CaptainDork writes: The city of Plattsburgh, New York is imposing an 18-month moratorium on commercial cryptocurrency mining. The official reasoning for the moratorium is to "protect and enhance the City's natural, historic, cultural and electrical resources." Plattsburgh residents have seen skyrocketing electrical bills -- as much as $100 to $200 increases -- as a result of commercial cryptomining operations that mine for cryptocurrencies like bitcoin, according to Plattsburgh Mayor Colin Read, who spoke with Motherboard. The city is taking action to protect its citizens from those rising electrical bills that the city of Plattsburgh says is caused by cryptomining operations.

It turns out that commercial cryptocurrency mining operations used up so much electricity that the city of Plattsburgh exceeded its allotted monthly budget of electricity. One single cryptocurrency mining operation called Coinmint used up around 10% of the city's allotted power supply alone in January and February, according to Motherboard. When its electrical budget was exceeded in January, the city had to buy electricity from the open market at a higher cost, which was distributed among its residents.

3 of 198 comments (clear)

  1. Re:Good by Anonymous Coward · · Score: 5, Informative

    They didn't ban residential users, they banned companies from coming into their town and setting up a mining operation. The town had previously subsidized power for industrial users, in order to try to attract companies that would create jobs. The bit coin miners will just no longer be getting that subsidy, because they don't create jobs, and use up all the power forcing the town to buy it off the open market and raising the price for everyone.

    two bitcoin mining operations were using 10% of the towns cheap power and increased everyone's bill by about $10 for jan and feb.

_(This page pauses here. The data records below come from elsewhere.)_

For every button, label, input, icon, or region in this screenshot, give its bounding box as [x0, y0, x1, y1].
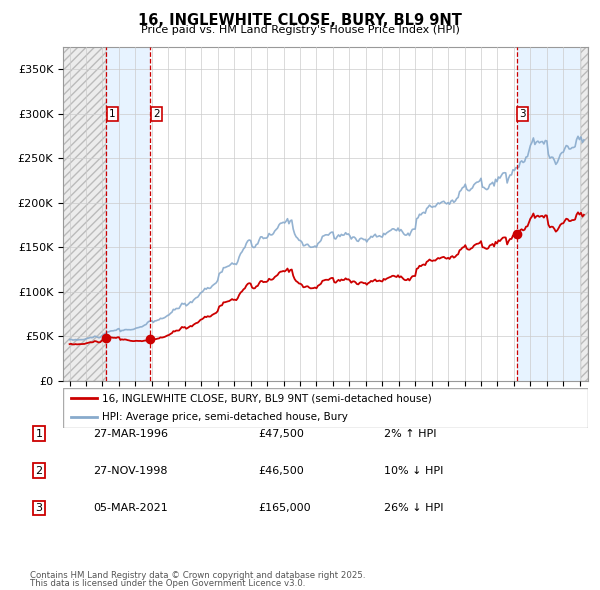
- Bar: [63, 47, 106, 381]
- Text: 10% ↓ HPI: 10% ↓ HPI: [384, 466, 443, 476]
- Text: 1: 1: [35, 429, 43, 438]
- Text: 16, INGLEWHITE CLOSE, BURY, BL9 9NT: 16, INGLEWHITE CLOSE, BURY, BL9 9NT: [138, 13, 462, 28]
- FancyBboxPatch shape: [63, 388, 588, 428]
- Text: 2% ↑ HPI: 2% ↑ HPI: [384, 429, 437, 438]
- Text: 3: 3: [35, 503, 43, 513]
- Bar: [517, 47, 581, 381]
- Bar: [106, 47, 151, 381]
- Bar: [63, 47, 106, 381]
- Text: £46,500: £46,500: [258, 466, 304, 476]
- Text: This data is licensed under the Open Government Licence v3.0.: This data is licensed under the Open Gov…: [30, 579, 305, 588]
- Text: Price paid vs. HM Land Registry's House Price Index (HPI): Price paid vs. HM Land Registry's House …: [140, 25, 460, 35]
- Text: 1: 1: [109, 109, 116, 119]
- Text: 2: 2: [153, 109, 160, 119]
- Text: £47,500: £47,500: [258, 429, 304, 438]
- Text: 16, INGLEWHITE CLOSE, BURY, BL9 9NT (semi-detached house): 16, INGLEWHITE CLOSE, BURY, BL9 9NT (sem…: [103, 394, 432, 404]
- Bar: [151, 47, 517, 381]
- Text: 27-MAR-1996: 27-MAR-1996: [93, 429, 168, 438]
- Bar: [581, 47, 588, 381]
- Text: £165,000: £165,000: [258, 503, 311, 513]
- Text: 05-MAR-2021: 05-MAR-2021: [93, 503, 168, 513]
- Text: 27-NOV-1998: 27-NOV-1998: [93, 466, 167, 476]
- Bar: [581, 47, 588, 381]
- Text: 26% ↓ HPI: 26% ↓ HPI: [384, 503, 443, 513]
- Text: Contains HM Land Registry data © Crown copyright and database right 2025.: Contains HM Land Registry data © Crown c…: [30, 571, 365, 579]
- Text: 2: 2: [35, 466, 43, 476]
- Text: 3: 3: [520, 109, 526, 119]
- Text: HPI: Average price, semi-detached house, Bury: HPI: Average price, semi-detached house,…: [103, 412, 348, 422]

  2. Re:Old ideas that are still unproven by Anonymous Coward · · Score: 0, Informative

    Yea, because the alternatives to capitalism have worked out so well.

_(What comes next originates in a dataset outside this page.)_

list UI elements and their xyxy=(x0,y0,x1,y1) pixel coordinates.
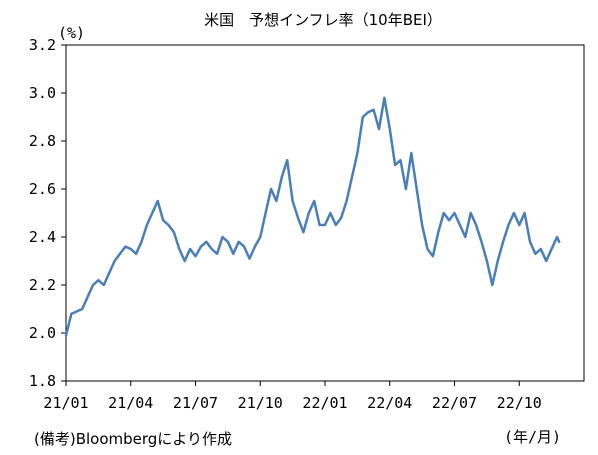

    Is capitalism perfect? No.

    Is capitalism better than any other economic system? Clearly.

    And please don't hold up Lyndon Johnson as an example of how to manage the economy, he left it a huge mess when he decided not to run for re-election.

  3. Re:Good by Obfuscant · · Score: 3, Informative

    Yes, it is a symptom of a larger disease, which is free market capitalism

    Nonsense. It is a symptom of government control and the controllers being inept. This is a city utility where the overly-egalitarian management thought that charging everyone more when high-users pushed the costs up was a good idea.

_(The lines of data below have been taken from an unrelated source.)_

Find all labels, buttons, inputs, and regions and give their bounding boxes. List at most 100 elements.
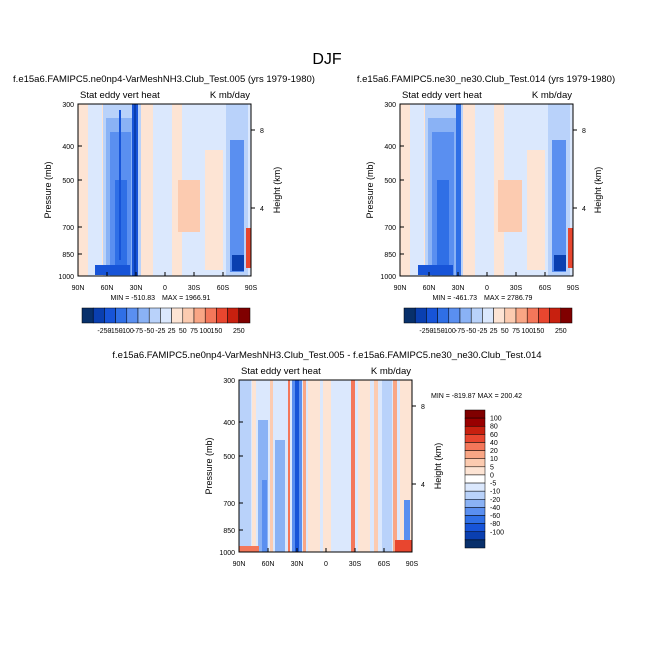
panel-3-region-65s-positive — [393, 380, 397, 552]
panel-1-y-tick: 700 — [62, 225, 74, 232]
panel-3-region-60n-warm-streak — [270, 380, 273, 552]
panel-3-colorbar-label: -80 — [490, 521, 500, 528]
panel-1-x-tick: 60S — [217, 285, 230, 292]
panel-2-min-label: MIN = -461.73 — [432, 295, 477, 302]
panel-2-region-negative-core — [437, 180, 449, 270]
panel-1-colorbar-label: -50 — [144, 328, 154, 335]
panel-3-colorbar-swatch — [464, 523, 486, 533]
panel-2-colorbar-swatch — [538, 307, 550, 324]
panel-1-colorbar-swatch — [160, 307, 172, 324]
panel-2-y-label: Pressure (mb) — [365, 161, 375, 218]
panel-2-colorbar-label: -25 — [477, 328, 487, 335]
panel-3-x-tick: 30N — [291, 561, 304, 568]
panel-3-y2-axis: 8 4 Height (km) — [412, 404, 443, 489]
panel-2-y2-axis: 8 4 Height (km) — [573, 128, 603, 213]
panel-2-colorbar-label: 25 — [490, 328, 498, 335]
panel-2-colorbar-swatch — [414, 307, 427, 324]
panel-2-y-axis: 300 400 500 700 850 1000 Pressure (mb) — [365, 102, 404, 281]
panel-1-colorbar-swatch — [126, 307, 139, 324]
panel-1-region-subtropic-warm — [141, 104, 153, 276]
panel-2-region-sh-warm — [527, 150, 545, 270]
panel-3-colorbar-label: -5 — [490, 481, 496, 488]
panel-3-y-tick: 1000 — [219, 550, 235, 557]
panel-2-y-tick: 400 — [384, 144, 396, 151]
page-title: DJF — [312, 51, 342, 68]
panel-3-field — [239, 380, 412, 552]
panel-3-region-nh-warm-streak — [252, 380, 256, 552]
panel-3-region-nh-surface-positive — [239, 546, 259, 552]
panel-1-x-tick: 30N — [130, 285, 143, 292]
panel-2-colorbar-swatch — [526, 307, 539, 324]
panel-3-title: f.e15a6.FAMIPC5.ne0np4-VarMeshNH3.Club_T… — [112, 350, 541, 361]
panel-1-region-sh-surface — [232, 255, 244, 271]
panel-1-colorbar: -250-150-100 -75 -50 -25 25 50 75 100 150 250 — [81, 307, 251, 335]
panel-2-y2-label: Height (km) — [593, 167, 603, 214]
panel-2-region-sh-surface — [554, 255, 566, 271]
panel-1-region-sh-warm — [205, 150, 223, 270]
panel-3-colorbar-label: -40 — [490, 505, 500, 512]
panel-1-colorbar-swatch — [182, 307, 195, 324]
panel-1-colorbar-swatch — [115, 307, 128, 324]
panel-3-region-nh-negative-core — [262, 480, 267, 552]
panel-1-colorbar-swatch — [204, 307, 217, 324]
panel-1-max-label: MAX = 1966.91 — [162, 295, 211, 302]
panel-2-colorbar-swatch — [493, 307, 506, 324]
panel-3-y-label: Pressure (mb) — [204, 437, 214, 494]
panel-2-colorbar-label: 75 — [512, 328, 520, 335]
panel-3-region-30s-positive — [351, 380, 355, 552]
panel-3-region-50n-negative — [275, 440, 285, 552]
panel-2-colorbar-swatch — [437, 307, 450, 324]
panel-3-colorbar-label: 20 — [490, 448, 498, 455]
panel-3-region-25n-positive — [303, 380, 306, 552]
panel-1-colorbar-swatch — [148, 307, 161, 324]
panel-1-x-tick: 0 — [163, 285, 167, 292]
panel-1-colorbar-swatch — [92, 307, 105, 324]
panel-3-colorbar-label: 0 — [490, 472, 494, 479]
panel-2-y-tick: 300 — [384, 102, 396, 109]
panel-3-colorbar-swatch — [464, 482, 486, 492]
panel-2-region-subtropic-warm — [463, 104, 475, 276]
panel-2-y-tick: 700 — [384, 225, 396, 232]
panel-1-y2-tick: 4 — [260, 206, 264, 213]
panel-2-colorbar-swatch — [560, 307, 573, 324]
panel-3-region-45s-warm-streak — [374, 380, 378, 552]
panel-3-minmax-label: MIN = -819.87 MAX = 200.42 — [431, 393, 522, 400]
panel-2-region-sh-negative-mid — [552, 140, 566, 272]
panel-2-colorbar: -250-150-100 -75 -50 -25 25 50 75 100 150 250 — [403, 307, 573, 335]
panel-3-y-tick: 500 — [223, 454, 235, 461]
panel-3-region-sh-cool — [335, 380, 349, 552]
panel-2-colorbar-swatch — [426, 307, 438, 324]
panel-3-colorbar-swatch — [464, 434, 486, 443]
panel-1-colorbar-label: 75 — [190, 328, 198, 335]
panel-1-x-tick: 60N — [101, 285, 114, 292]
panel-3-x-tick: 30S — [349, 561, 362, 568]
panel-3-left-subtitle: Stat eddy vert heat — [241, 366, 321, 377]
panel-1-y-tick: 500 — [62, 178, 74, 185]
panel-3-right-subtitle: K mb/day — [371, 366, 411, 377]
panel-1-left-subtitle: Stat eddy vert heat — [80, 90, 160, 101]
panel-2-colorbar-label: -75 — [455, 328, 465, 335]
panel-2-region-cool-band — [410, 104, 424, 276]
panel-1-region-pole-positive — [246, 228, 251, 268]
panel-2-x-tick: 90S — [567, 285, 580, 292]
panel-3-colorbar-swatch — [464, 458, 486, 468]
panel-3-colorbar-label: -100 — [490, 529, 504, 536]
panel-3-colorbar-swatch — [464, 417, 486, 427]
panel-3-colorbar-label: 60 — [490, 432, 498, 439]
panel-3-colorbar-label: -10 — [490, 489, 500, 496]
panel-1-colorbar-label: -150 — [109, 328, 123, 335]
panel-3-colorbar-swatch — [464, 466, 486, 476]
panel-2-right-subtitle: K mb/day — [532, 90, 572, 101]
panel-3-region-30n-core — [295, 380, 299, 552]
panel-2-colorbar-swatch — [403, 307, 416, 324]
panel-1-colorbar-swatch — [137, 307, 150, 324]
panel-2-colorbar-swatch — [470, 307, 483, 324]
panel-1-region-30n-core — [134, 104, 136, 276]
panel-1-colorbar-swatch — [81, 307, 94, 324]
panel-2-region-pole-positive — [568, 228, 573, 268]
panel-3-colorbar-label: 40 — [490, 440, 498, 447]
panel-3-x-tick: 60S — [378, 561, 391, 568]
panel-2-colorbar-swatch — [448, 307, 461, 324]
panel-1-region-sh-blob — [178, 180, 200, 232]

    Even a moment's thought would have shown why that is a bad idea. It shouldn't take Gramma getting a $400 electric bill to pay for a cryptominer's electricity to wake people up.

    You might have missed -- this wasn't a free market operation to start with. The city negotiated an artificial limit on supply and a poor rate structure for reselling that supply. The fact that they have to beg the regulatory agencies for the ability to change their rate structure might also be a hint that free-market economics aren't relevant here.